Bundeskanzlerin Angela Merkel hat in der laufenden Sommerloch-Debatte um die Beschneidung von Kindern aus religiösen Gründen am 17. Juli davor gewarnt, Deutschland drohe zur „Komiker-Nation“ zu werden. Heribert Prantl, der Chefkommentator der Süddeutschen Zeitung in Rechtsangelegenheiten, wundert sich am 16. Juli, „warum die Kritik einen so aggressiv-selbstgerechten Ton anschlägt“: „Bisweilen kann man den Eindruck haben, dass es nicht nur einen religiösen, sondern auch einen anti-religiösen Fundamentalismus gibt.“
Das sind bedenkenswerte Beobachtungen. Mich wundert allerdings, warum sie erst jetzt und nur auf diese Debatte bezogen werden. Seit Jahren schon neigen Diskurse in Deutschland zum Fundamentalismus und zur „Verächtlichmachung der Anderen“ (Prantl) — in der Fukushima-Debatte um die Kernenergie hat man dies 2011 gut beobachten können.
Statt, wie erhofft, der Aufklärung und der Versachlichung von Entscheidungsvorgängen zu dienen, tragen Online-Diskussionsforen und die mit ihnen gekoppelten journalistischen Systeme bis hin zu den teils unerträglichen Talkshows im Fernsehen nur dazu bei, Öl ins Feuer zu gießen, bis aus Sachfragen säkularisierte Glaubensfragen werden — und aus komplizierten ethischen Abwägungen solche, die ohne tiefere Kenntnis der Sache, aber gestützt auf Vorurteile und populistische Drei-Wort-Maximen (dem angeblich „gesunden Menschenverstand“ angemessen) getroffen werden.
Deutschland ist wohl nicht das einzige Land, in dem diese Niveauverflachung des öffentlichen Diskurses zu beobachten ist. Japan und Korea sind, zumindest partiell, genauso betroffen (wieweit die teilweise nicht weniger erschütternden Diskurse im chinesischen Internet auf freier Meinungsäußerung beruhen, entzieht sich meiner Beurteilungskraft und soll deshalb vorläufig unberücksichtigt bleiben). Der Unterschied ist nur: in Deutschland glaubt man so gern und so leicht, im Besitz der universellen Wahrheit zu sein. Man betrachte jüngste Meinungen wie diese zum Thema Beschneidungsverbot:

Ich bin mir sicher das Deutschland nur eine Vorreiterolle spielt und andere Staaten die sich für die Freiheit ihrer Bürger einsetzen, nachziehen werden. (12.7.2012)

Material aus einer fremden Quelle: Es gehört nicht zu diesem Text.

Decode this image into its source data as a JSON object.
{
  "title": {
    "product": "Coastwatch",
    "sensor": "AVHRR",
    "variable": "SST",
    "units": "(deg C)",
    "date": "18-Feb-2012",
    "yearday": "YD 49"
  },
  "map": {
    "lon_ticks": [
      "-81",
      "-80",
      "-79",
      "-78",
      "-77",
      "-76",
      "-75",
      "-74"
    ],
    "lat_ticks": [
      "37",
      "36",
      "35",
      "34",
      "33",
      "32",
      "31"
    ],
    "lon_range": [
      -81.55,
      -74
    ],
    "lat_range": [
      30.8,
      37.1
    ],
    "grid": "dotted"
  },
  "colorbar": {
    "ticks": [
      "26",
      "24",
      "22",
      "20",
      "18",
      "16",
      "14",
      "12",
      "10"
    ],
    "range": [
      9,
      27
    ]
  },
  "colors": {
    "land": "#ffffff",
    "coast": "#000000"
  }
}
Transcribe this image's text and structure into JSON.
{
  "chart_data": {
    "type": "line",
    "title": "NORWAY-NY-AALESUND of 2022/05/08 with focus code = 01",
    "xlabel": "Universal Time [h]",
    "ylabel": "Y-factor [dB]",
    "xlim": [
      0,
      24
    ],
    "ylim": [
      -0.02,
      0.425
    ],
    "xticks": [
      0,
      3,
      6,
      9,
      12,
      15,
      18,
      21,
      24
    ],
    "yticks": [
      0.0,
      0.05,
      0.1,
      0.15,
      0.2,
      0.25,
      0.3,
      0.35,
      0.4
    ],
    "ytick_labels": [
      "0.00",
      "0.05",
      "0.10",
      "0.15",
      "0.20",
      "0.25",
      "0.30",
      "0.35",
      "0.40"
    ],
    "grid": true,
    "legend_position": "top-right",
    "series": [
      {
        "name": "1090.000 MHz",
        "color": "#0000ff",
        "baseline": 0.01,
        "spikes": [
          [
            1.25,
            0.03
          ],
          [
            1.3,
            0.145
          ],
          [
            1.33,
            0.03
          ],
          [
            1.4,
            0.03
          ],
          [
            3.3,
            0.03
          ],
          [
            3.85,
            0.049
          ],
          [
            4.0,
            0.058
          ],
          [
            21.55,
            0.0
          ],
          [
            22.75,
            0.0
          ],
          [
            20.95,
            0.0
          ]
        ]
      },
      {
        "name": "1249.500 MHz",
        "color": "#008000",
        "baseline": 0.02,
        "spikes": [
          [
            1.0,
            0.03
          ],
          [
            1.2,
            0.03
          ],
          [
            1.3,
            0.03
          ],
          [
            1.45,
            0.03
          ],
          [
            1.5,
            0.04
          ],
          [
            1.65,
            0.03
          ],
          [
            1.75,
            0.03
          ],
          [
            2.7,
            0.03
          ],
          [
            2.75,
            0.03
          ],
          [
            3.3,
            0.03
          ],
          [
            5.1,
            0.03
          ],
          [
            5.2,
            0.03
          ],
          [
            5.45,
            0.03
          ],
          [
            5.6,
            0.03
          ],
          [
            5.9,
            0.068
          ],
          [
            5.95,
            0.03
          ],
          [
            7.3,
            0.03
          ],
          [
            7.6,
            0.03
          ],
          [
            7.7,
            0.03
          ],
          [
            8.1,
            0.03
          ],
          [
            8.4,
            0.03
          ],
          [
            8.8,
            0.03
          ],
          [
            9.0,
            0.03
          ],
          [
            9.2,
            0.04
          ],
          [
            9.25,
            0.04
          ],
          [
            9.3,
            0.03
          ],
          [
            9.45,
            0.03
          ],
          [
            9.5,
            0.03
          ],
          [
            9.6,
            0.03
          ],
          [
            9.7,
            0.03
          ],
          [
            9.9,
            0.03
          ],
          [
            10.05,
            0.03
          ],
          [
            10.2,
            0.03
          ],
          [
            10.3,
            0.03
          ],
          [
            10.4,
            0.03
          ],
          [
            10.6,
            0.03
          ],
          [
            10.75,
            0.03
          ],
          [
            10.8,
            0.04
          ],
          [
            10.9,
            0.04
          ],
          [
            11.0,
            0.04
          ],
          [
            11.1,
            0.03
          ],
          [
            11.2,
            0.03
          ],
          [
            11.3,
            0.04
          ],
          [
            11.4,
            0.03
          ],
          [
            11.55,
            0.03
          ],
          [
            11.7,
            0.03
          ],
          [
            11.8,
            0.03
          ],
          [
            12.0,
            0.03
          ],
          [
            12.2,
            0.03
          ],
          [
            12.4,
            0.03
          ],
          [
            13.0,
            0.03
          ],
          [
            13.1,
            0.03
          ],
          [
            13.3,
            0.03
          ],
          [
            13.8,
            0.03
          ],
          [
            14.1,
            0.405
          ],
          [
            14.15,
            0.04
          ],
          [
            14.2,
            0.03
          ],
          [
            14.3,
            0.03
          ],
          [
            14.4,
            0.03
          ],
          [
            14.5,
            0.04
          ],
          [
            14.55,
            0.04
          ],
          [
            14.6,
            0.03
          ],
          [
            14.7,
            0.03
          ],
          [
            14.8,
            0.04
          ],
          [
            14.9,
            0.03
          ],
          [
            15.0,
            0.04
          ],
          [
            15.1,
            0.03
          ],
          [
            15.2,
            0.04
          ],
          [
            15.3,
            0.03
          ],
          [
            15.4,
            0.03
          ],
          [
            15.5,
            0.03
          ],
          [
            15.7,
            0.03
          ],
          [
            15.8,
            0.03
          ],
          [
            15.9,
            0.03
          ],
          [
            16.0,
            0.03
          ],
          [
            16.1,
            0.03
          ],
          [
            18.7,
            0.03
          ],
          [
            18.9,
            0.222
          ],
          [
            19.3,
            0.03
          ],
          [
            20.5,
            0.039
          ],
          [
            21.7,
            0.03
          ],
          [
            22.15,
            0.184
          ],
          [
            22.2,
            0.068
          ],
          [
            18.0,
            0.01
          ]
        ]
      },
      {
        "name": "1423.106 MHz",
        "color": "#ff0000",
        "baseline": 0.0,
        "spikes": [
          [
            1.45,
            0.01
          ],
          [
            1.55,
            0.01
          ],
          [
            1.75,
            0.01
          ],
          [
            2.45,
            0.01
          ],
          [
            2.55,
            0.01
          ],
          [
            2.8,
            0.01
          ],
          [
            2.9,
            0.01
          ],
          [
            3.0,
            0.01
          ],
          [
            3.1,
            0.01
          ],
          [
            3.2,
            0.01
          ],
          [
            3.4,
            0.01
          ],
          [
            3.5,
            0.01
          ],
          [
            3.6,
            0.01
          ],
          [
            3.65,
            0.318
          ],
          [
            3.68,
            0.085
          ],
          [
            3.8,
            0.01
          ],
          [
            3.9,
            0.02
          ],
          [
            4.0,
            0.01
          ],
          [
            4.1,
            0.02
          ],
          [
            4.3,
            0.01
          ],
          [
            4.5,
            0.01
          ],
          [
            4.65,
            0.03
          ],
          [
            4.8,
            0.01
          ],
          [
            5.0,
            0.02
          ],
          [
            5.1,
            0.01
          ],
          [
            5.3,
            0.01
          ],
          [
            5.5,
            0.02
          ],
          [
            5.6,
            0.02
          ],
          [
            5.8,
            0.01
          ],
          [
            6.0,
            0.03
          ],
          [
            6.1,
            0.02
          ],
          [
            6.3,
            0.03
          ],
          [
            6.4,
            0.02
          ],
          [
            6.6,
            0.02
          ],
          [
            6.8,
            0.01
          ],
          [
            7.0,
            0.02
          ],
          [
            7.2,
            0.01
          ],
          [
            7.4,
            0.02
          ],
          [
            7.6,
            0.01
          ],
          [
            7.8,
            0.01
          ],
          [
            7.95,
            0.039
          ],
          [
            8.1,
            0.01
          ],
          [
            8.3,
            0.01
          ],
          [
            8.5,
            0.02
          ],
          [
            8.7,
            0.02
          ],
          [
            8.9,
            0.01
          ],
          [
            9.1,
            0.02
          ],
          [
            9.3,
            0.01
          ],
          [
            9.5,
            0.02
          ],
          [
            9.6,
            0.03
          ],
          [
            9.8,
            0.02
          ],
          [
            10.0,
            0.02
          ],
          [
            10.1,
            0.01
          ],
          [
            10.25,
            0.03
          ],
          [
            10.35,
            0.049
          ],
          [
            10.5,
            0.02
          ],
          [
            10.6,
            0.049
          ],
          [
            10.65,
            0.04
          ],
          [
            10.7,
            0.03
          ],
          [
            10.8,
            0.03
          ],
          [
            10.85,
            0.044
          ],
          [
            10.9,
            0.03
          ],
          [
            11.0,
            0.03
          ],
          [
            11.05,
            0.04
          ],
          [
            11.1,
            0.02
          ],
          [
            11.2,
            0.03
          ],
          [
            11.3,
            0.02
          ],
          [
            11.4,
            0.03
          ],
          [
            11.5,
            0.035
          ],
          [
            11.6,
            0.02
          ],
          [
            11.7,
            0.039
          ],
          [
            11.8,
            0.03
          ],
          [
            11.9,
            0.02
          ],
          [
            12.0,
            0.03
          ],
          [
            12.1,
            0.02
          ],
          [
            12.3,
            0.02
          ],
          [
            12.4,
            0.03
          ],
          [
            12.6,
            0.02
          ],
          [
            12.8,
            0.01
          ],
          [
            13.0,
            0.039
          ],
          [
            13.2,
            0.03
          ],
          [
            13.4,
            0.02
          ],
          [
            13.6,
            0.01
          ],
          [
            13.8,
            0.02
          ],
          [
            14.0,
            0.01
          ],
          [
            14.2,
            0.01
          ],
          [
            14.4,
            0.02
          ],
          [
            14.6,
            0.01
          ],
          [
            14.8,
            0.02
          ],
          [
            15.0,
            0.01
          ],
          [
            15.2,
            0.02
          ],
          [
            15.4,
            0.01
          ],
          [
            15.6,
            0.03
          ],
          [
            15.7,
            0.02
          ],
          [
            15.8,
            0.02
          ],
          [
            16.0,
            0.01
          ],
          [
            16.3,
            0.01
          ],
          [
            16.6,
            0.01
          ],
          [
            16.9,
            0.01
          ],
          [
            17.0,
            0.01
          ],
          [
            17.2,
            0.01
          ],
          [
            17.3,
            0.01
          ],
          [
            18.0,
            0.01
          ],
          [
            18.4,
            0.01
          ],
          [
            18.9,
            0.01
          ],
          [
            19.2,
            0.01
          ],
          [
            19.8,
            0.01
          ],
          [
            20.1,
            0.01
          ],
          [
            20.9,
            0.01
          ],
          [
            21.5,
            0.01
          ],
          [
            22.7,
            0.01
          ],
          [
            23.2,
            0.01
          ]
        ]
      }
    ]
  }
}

Die Bundesrepublik Deutschland könnte eine Vorreiterrolle spielen in dieser Entwicklung – hin zu einer fortschrittlichen humanen Gesellschaft (18.7.2012)

Auch wenn wir in Deutschland nun Vorreiter rein sollten, dann sind wir es eben … (16.7.2012)

Nein, Bescheidenheit ist nicht die Sache der Deutschen. Wenn schon Lösungen, dann gleich für die ganze Welt. So ähnlich hat man ja 2011 nach dem deutschen Ausstieg aus der Kernenergie gleich das „Ende des Atomzeitalters“ beschworen.
Am 7.6.2011 hieß es übrigens in einem Artikel des „Telegraph„:

More than 30,000 people in 15 countries were asked to rank the nations with the worst sense of humour and Germany came out on top.

Wenn Frau Merkel recht hat, ändert sich dieses negative Image ja vielleicht demnächst.